Now we can build a Sequelize implementation of the repository

import {
  Card as CardModel,
  CardEvent as CardEventModel,
} from 'path/to/sequelize/models';

export const getById = async (id: string): Promise<Card> => {
  const sequelizeCard = await CardModel.find({
    where: { id },
    includes: [{ model: CardEventModel }],
  });

  const card = // reshape sequelizeCard to Card
  return card;
};

export const getManyById = async (ids: string[]): Promise<Card[]> => {
  // ...
};

export const update = async (card: Card): Promise<void> => {
  // ...
};

So, now the problems we had are solved, right?

It’s hard to type with Typescript

The repository is fully typed.

The complexity of the storage is mixed with the business logic

The repository is dumb, all the business logic is in the card service that is using the repository.

Testing is really painful

Now, we only deal with javascript plain objects, and not with Sequelize model instances anymore.

In production, we use the Sequelize implementation. But for testing, we can use another implementation of the CardRepository, like an in-memory implementation (that uses a Map instead of a real database).
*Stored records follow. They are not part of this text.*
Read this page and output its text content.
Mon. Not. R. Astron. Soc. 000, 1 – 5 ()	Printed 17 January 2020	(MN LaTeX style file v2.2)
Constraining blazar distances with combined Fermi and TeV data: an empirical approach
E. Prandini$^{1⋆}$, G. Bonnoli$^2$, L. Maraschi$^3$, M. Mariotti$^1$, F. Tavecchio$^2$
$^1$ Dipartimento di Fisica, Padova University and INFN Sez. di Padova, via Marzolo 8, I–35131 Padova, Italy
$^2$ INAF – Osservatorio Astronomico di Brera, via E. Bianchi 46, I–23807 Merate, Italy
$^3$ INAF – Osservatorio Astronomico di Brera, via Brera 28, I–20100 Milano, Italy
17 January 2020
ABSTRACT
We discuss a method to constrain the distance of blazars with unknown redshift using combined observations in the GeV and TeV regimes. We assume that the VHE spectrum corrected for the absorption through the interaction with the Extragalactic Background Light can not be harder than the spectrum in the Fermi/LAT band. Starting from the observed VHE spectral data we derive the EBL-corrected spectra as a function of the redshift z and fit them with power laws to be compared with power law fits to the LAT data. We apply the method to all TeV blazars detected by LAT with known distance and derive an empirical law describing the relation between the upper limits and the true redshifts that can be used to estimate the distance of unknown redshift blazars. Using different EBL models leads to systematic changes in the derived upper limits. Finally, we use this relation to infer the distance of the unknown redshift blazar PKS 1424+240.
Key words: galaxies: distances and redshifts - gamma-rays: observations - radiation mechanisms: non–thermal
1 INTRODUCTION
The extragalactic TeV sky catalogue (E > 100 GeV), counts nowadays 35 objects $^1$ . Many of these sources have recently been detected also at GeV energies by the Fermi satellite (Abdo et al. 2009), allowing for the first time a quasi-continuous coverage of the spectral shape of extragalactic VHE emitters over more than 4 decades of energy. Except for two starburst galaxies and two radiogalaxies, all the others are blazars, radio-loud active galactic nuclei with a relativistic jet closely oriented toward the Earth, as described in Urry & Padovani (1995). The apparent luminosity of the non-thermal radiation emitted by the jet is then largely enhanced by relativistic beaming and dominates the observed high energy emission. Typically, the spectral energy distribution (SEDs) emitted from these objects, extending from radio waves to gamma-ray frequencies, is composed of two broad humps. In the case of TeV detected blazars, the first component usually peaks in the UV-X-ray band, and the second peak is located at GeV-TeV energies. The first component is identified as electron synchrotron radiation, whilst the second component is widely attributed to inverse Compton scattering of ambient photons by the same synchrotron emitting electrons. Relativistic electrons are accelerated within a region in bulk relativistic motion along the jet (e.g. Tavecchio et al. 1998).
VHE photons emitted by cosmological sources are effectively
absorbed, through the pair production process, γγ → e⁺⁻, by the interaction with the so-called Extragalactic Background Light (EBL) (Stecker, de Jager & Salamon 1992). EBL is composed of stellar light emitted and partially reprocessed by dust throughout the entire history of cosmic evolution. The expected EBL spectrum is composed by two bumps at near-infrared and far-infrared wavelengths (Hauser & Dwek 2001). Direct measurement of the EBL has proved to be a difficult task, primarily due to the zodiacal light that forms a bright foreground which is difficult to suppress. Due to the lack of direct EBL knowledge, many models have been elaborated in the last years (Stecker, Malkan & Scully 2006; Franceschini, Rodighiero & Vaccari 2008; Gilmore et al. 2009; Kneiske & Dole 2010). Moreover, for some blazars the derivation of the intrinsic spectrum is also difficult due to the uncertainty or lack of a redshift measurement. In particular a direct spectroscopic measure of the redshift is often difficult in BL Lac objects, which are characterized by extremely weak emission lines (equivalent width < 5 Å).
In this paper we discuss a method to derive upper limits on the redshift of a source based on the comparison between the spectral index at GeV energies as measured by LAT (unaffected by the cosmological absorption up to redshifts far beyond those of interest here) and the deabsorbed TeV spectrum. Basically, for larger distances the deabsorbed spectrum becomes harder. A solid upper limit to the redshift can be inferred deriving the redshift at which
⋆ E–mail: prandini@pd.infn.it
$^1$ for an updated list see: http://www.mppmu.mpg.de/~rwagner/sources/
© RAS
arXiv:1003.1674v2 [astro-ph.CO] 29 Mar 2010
This way, each database query will be replaced by a Map method call, and we don’t have to setup/clean a database during your test suite.

To use one implementation instead of the other, you can use dependency injection. Let’s say you have a Card service that is using the Card repository. In the code, when building the Card service, we’ll give it the Sequelize implementation of the Card repository as a dependency. But in the test suite, when building the Card service, we can give it the in-memory implementation fo the Card repository.

Of course, you need first to make sure that both implementations of the repository are working the same (by having a common test suite).